O mais recente lançamento da Pixar, “Luca” (2021), dirigido pelo cineasta e ilustrador italiano Enrico Casarosa em seu primeiro longa-metragem como diretor, é um belo filme sobre amadurecimento, superação do medo pelo desconhecido e aceitação das diferenças em vários sentidos. Embora não seja uma obra-prima, é um filme que, com sua simplicidade, conversa tanto com o público infantil quanto o adulto.

O enredo segue o monstro-marinho Luca (Jacob Tremblay) que vive com a família em uma caverna no fundo do mar. O jovem possui grande interesse pelo mundo humano e isso acaba servindo de base para todo o desenrolar da trama. Aqui se tem uma breve semelhança com Ariel, de “A Pequena Sereia” (1989), em que a protagonista também possui bastante apreço por objetos jogados ao mar pelos humanos e grande curiosidade pelo mundo terrestre. Assim como o pai de Ariel, a mãe de Luca, Daniela (Maya Rudolph), e seu pai, Lorenzo (Jim Gaffigan), estão bastante preocupados com a inclinação do protagonista pelo desconhecido. Durante uma de suas explorações, Luca conhece Alberto (Jack Dylan Grazer), outro monstro-marinho que pode curiosamente se transformar em humano sempre que sua pele fica seca.

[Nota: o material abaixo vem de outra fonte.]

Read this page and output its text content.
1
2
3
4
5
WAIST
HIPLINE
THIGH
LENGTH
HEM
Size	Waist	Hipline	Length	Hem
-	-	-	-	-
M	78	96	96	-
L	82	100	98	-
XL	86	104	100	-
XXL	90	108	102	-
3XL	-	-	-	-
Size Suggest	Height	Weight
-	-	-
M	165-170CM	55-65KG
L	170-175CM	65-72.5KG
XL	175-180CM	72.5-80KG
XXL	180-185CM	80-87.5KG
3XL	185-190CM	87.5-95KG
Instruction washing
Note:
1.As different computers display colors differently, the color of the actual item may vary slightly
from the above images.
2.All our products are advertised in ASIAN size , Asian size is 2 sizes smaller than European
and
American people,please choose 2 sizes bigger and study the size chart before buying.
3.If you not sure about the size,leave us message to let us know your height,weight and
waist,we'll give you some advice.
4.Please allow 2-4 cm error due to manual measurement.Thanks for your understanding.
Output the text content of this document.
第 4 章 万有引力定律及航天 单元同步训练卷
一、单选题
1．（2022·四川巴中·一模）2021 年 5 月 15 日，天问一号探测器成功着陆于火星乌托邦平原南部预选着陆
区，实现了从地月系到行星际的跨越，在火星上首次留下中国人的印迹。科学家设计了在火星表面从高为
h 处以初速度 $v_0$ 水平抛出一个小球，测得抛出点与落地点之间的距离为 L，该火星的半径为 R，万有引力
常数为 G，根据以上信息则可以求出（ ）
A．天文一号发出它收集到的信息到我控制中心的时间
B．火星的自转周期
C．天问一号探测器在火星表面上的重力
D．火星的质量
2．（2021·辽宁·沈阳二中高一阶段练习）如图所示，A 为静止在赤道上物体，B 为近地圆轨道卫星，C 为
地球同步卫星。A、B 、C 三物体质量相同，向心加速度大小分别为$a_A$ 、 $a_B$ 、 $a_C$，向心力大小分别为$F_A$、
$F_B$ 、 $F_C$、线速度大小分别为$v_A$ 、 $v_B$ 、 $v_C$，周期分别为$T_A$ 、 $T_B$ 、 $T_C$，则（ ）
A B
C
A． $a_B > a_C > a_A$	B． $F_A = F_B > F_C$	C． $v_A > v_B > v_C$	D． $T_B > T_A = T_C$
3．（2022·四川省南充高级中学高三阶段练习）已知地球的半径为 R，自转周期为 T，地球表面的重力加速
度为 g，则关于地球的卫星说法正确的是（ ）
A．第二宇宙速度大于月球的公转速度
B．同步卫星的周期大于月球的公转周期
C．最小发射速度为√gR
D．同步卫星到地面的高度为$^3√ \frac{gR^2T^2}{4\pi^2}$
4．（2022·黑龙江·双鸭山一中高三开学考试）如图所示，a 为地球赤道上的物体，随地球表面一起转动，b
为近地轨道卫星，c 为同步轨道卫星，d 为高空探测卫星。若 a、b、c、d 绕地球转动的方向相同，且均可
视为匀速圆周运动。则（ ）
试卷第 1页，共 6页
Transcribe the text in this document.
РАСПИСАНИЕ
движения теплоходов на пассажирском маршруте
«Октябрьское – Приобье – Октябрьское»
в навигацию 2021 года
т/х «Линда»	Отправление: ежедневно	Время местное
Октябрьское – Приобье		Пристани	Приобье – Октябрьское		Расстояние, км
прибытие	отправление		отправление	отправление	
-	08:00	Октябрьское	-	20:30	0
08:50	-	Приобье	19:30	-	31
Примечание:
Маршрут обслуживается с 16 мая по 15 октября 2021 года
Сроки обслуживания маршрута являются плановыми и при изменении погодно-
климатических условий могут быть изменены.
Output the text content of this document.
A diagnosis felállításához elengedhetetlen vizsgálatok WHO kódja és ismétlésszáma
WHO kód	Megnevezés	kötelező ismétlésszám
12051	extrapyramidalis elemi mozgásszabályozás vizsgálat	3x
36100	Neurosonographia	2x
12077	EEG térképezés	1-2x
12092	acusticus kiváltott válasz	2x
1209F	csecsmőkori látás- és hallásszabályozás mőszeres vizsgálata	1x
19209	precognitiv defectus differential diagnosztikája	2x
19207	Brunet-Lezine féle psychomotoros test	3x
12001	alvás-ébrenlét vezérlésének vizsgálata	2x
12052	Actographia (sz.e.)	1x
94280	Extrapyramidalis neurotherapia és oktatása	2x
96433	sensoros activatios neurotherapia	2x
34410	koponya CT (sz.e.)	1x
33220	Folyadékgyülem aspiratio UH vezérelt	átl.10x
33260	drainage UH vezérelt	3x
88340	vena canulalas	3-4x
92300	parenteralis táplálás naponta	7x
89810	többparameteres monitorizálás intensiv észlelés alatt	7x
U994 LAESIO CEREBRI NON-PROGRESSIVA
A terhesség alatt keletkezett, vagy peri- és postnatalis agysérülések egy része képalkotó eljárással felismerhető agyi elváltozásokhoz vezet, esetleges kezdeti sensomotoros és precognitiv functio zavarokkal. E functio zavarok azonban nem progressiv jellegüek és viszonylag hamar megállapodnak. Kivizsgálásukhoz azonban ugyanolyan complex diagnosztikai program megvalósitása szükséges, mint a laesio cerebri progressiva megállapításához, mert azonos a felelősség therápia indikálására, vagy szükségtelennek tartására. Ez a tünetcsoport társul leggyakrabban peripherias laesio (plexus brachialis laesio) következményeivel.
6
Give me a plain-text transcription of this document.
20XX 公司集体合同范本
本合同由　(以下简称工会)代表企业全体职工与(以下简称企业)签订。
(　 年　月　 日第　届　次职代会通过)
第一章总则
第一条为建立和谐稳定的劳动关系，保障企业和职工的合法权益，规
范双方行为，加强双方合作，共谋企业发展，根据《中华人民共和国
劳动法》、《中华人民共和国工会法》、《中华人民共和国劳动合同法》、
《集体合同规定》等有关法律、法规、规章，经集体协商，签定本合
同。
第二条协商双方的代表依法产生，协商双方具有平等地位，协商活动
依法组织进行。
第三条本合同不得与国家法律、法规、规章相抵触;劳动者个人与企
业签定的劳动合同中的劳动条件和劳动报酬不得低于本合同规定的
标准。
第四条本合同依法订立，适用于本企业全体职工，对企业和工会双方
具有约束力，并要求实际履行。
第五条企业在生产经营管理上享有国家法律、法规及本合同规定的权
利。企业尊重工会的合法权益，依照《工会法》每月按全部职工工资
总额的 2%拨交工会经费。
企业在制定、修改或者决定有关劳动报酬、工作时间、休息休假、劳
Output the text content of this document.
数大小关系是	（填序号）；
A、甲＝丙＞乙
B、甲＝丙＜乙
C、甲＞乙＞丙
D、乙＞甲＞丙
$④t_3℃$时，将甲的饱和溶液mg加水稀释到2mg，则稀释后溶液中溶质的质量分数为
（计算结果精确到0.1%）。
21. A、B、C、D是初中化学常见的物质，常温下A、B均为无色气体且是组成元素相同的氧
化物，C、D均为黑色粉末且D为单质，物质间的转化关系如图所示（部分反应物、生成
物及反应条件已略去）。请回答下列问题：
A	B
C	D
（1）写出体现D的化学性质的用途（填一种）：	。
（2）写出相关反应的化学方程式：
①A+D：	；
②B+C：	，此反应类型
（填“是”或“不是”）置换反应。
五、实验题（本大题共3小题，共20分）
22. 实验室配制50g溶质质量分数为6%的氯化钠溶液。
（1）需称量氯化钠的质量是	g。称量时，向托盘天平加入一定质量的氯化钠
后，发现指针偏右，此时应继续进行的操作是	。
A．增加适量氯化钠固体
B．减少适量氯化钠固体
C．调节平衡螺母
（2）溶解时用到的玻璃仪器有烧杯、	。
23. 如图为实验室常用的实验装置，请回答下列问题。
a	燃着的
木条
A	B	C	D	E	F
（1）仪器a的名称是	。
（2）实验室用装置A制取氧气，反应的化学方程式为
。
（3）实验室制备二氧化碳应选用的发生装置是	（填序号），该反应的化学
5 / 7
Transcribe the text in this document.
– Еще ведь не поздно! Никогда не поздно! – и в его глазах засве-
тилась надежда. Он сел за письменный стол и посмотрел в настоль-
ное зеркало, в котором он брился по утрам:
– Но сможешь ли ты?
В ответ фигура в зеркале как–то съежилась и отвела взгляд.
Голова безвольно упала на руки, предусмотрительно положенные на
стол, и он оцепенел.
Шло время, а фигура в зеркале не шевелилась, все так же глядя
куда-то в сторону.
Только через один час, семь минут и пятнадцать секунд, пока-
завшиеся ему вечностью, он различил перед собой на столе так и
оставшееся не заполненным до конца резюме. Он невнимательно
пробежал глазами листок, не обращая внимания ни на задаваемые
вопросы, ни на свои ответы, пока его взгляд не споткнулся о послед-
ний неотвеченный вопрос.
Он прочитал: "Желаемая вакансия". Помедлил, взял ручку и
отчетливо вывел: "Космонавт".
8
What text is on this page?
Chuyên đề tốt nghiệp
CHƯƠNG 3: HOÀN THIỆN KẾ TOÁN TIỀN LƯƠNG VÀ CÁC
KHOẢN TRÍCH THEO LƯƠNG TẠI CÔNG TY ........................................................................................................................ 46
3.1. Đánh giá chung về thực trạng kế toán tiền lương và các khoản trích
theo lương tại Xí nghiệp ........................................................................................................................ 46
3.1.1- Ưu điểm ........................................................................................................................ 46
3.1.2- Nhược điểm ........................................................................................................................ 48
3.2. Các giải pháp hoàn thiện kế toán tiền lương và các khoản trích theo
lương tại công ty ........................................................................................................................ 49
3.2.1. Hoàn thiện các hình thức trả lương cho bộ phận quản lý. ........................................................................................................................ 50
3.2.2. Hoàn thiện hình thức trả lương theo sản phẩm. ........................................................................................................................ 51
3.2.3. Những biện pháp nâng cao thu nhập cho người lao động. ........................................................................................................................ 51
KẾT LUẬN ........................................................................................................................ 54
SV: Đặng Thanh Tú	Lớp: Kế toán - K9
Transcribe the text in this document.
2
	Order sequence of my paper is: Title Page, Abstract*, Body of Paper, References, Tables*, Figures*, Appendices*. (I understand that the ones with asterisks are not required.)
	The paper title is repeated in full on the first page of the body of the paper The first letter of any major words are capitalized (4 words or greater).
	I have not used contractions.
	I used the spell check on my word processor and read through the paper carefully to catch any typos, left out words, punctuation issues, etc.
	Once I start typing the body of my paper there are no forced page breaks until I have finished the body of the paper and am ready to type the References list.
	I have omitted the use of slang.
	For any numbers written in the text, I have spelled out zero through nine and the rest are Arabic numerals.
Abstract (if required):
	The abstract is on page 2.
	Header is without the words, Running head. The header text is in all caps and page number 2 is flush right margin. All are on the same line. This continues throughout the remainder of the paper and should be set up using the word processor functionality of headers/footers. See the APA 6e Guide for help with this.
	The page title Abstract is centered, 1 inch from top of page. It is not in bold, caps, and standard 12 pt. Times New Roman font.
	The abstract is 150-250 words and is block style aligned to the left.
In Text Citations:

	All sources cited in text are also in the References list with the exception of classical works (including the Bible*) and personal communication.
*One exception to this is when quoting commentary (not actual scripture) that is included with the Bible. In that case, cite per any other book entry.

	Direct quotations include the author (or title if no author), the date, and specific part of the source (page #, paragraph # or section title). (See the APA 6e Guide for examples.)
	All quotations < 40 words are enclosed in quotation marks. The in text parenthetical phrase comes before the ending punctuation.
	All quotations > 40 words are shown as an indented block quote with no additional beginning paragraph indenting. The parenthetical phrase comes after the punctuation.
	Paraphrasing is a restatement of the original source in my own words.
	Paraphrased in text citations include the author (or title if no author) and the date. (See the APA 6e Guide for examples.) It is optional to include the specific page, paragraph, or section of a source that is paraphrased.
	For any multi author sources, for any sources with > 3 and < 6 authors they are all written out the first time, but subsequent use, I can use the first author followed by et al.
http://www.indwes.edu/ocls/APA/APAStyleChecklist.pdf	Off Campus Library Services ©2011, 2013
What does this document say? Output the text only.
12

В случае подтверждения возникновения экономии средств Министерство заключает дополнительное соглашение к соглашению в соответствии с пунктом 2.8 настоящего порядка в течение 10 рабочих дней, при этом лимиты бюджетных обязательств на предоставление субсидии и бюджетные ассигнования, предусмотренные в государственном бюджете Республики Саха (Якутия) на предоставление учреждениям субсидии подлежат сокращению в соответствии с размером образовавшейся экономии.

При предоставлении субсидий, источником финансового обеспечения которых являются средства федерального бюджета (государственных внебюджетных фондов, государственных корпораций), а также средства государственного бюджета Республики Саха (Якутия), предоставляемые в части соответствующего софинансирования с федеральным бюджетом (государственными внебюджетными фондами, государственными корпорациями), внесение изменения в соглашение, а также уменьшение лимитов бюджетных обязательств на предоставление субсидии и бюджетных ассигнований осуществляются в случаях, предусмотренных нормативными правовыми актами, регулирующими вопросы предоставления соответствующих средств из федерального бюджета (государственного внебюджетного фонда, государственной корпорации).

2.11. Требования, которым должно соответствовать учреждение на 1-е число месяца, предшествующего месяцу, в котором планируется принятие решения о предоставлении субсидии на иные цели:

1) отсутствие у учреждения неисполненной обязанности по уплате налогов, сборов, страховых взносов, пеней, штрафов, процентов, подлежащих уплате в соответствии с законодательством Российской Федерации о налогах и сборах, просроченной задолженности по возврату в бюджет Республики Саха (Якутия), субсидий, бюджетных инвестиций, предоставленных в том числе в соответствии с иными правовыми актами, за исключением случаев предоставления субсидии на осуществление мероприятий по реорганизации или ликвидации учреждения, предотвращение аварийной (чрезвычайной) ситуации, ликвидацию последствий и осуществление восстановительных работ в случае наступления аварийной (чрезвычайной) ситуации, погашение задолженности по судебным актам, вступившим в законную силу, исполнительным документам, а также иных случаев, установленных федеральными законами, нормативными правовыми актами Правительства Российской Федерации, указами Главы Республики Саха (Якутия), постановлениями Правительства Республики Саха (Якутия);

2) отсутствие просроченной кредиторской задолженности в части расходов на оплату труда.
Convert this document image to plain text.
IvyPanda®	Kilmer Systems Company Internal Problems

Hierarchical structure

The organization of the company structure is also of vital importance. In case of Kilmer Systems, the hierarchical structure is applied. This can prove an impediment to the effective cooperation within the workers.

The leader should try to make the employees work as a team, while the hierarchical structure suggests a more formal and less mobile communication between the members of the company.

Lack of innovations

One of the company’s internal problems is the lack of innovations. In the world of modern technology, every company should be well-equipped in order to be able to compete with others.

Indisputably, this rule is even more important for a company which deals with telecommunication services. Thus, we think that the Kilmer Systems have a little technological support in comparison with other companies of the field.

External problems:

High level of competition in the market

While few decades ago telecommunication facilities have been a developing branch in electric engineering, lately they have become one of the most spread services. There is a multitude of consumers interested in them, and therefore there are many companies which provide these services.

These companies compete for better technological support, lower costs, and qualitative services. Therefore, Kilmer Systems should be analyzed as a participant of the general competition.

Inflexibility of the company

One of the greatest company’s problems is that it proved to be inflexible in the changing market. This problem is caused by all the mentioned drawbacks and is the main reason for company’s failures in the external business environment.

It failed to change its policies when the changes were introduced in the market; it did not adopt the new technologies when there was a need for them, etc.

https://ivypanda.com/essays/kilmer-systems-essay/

Logo, Luca descobre que também possui a habilidade de se transformar em humano da mesma forma e, maravilhado pela recente descoberta (e pelo mais novo amigo), começa passar horas do dia experimentando a vida terrena. Momentos que são vivenciados sempre com muita diversão e alegria graças a rápida conexão de amizade que os garotos tiveram entre si. Entretanto, com a descoberta dessa aventura pelos pais, Luca junto com seu mais novo amigo parte em uma missão para conseguir uma moto Vespa para poder fugir e conhecer novos mundos. É possível observar uma outra referência bem sutil com as animações do Hayao Miyazaki com seus pontos de partidas simples, mas, desenvolvidas com complexidade. E, principalmente, com o cenário e elementos semelhantes a “Ponyo” (2008) – animação que narra a história de amizade entre um garoto e uma menina-peixe que é encantada pela vida fora do mar.

 ENCONTRAR BOAS PESSOAS

Apesar de ser voltada mais para o cartoon, a animação é de um excelente nível técnico dos padrões do estúdio. É fascinante ver a Pixar adotando novos estilos de animação, sem nunca perder a essência. A trilha sonora ajuda a construir todo esse cenário de um vilarejo italiano, além de dosar as cenas de tensão do imaginário popular acerca de monstros da mitologia marinha.

Com a energia trazida pela amizade genuína entre Luca, Alberto e, em seguida, pelo surgimento da jovem humana Giulia (Emma Berman), o filme traz cenas divertidas de um verão italiano inseridas em belas paisagens arrebatadoras. O roteiro de Jesse Andres e Mike Jones – este último que também co-escreveu “Soul” (2020) – certamente não é inovador. A forma como os conflitos são resolvidos acaba trazendo uma sensação de que o desenvolvimento dos personagens poderia ter sido mais bem trabalhado. Luca e Alberto poderiam testemunhar situações mais perigosas, como é destacado em vários momentos durante o filme, mas que acabaram ficando em segundo plano. Isso resulta em um desfecho resolvido de forma muito fácil. Porém, a simplicidade da história atrelada à mensagem que a animação busca contar permite ao espectador se envolver e aproveitar cada minuto das aventuras.

Em um contexto em que a sociedade contemporânea retrocede cada vez mais, permitindo o surgimento de pré-julgamentos do que é diferente e desconhecido, “Luca” levanta a reflexão de que as pessoas devem deixar os preconceitos de lado e permitir-se conhecer novas formas de mundo, novos horizontes. Ideia reforçada pelo diálogo da família do protagonista nos minutos finais do filme.

“- O que ele fez hoje foi incrível. Mas, não podemos deixar que ele fique neste mundo, podemos?

– Algumas pessoas nunca vão aceitá-lo. Mas outras vão. E parece que ele sabe encontrar as pessoas boas”.

Enquanto “Soul” é pura reflexão, “Luca” é pura diversão. A história, concisa, conecta o público de qualquer idade com os personagens calorosos e divertidos. A temática contemporânea de inclusão e diferenças sociais é pincelada de forma sutil, mas que fundamenta toda a trajetória dos eventos que acontecem na animação. Não há profundidade emocional ou intelectual como em animações anteriores da Pixar, mas o filme não deixa de provocar certo impacto e reflexão a quem assiste. “Luca “não é inovador e nem precisa ser. A junção dos personagens, qualidade técnica, cenário, trilha e todos os elementos da animação fica bem evidente que os realizadores depositaram todo a sua dedicação no filme.